On Wednesday, a live torpedo was fired from a Taiwan Navy submarine, the first time in 13 years that such weapons were deployed during the annual exercise.
Taiwan’s state-backed Central News Agency (CNA) reported that the “heavyweight” surface and underwater target torpedo was fired from an electric submarine and hit its target.
The last time a Taiwan Navy submarine fired a live torpedo during the annual military exercises was in 2007.
The annual exercises, which involve all branches of Taiwan’s military and reserve forces, have been held since the early 1980s to test Taiwan’s combat readiness in the event of an attack by China.
During the exercises on Wednesday, the military reported that two Chinese reconnaissance vessels were seen off the east coast of Taiwan, according to CNA.
The report said that a Taiwan Navy warship was immediately dispatched “to monitor and deter” the two vessels, which “eventually sailed away”.
The annual drill comes as Taiwan has accused Chinese military aircraft of “frequent incursions” into the island’s air defence zone over the past few months.
In April, a Chinese naval flotilla led by the country’s first aircraft carrier passed near Taiwan.
China claims the democratic island as its own territory, and has never renounced the use of force to bring it under Beijing’s control. Taiwan has shown no interest in being run by China.

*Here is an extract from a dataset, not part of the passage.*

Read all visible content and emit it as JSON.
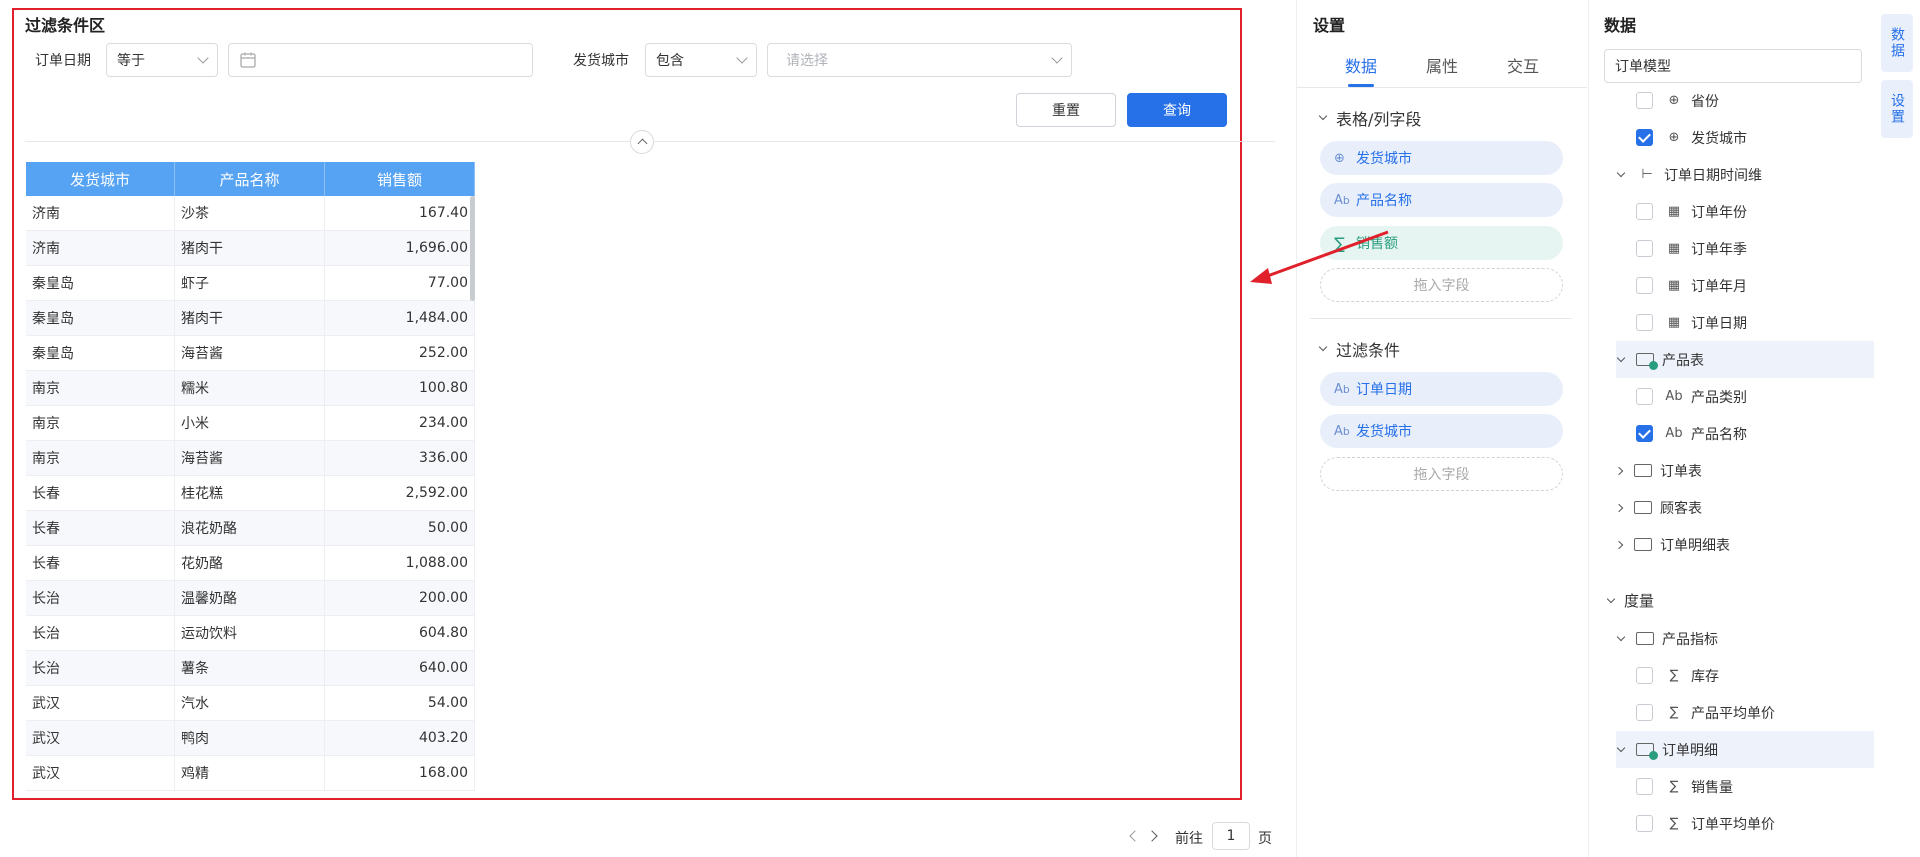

In May, Beijing threatened to “resolutely smash” Taiwan in case of any moves for independence.
Taiwan’s military is well-trained and well-equipped, mostly with US-made weapons, and President Tsai has made boosting the island’s defences a priority since she first won office in 2016. She was re-elected by a landslide in January.
However, Taiwan faces an increasingly formidable and far larger Chinese military, which has been undergoing its own modernisation programme, adding stealth fighters, aircraft carriers and anti-satellite missiles.
The exercises are also taking place at a time of increased tensions between China and the United States in the South China Sea.
The US currently has two warships, the USS Nimitz and USS Ronald Reagan, sailing in the disputed regional waters on freedom of navigation operations.
On Monday, the US announced that it rejected China’s territorial claims in the South China Sea, drawing an angry response from Beijing, which said Washington was trying to inflame tensions in the disputed waters.
US Secretary of State Mike Pompeo said that the world would “not allow Beijing to treat the South China Sea as its maritime empire”.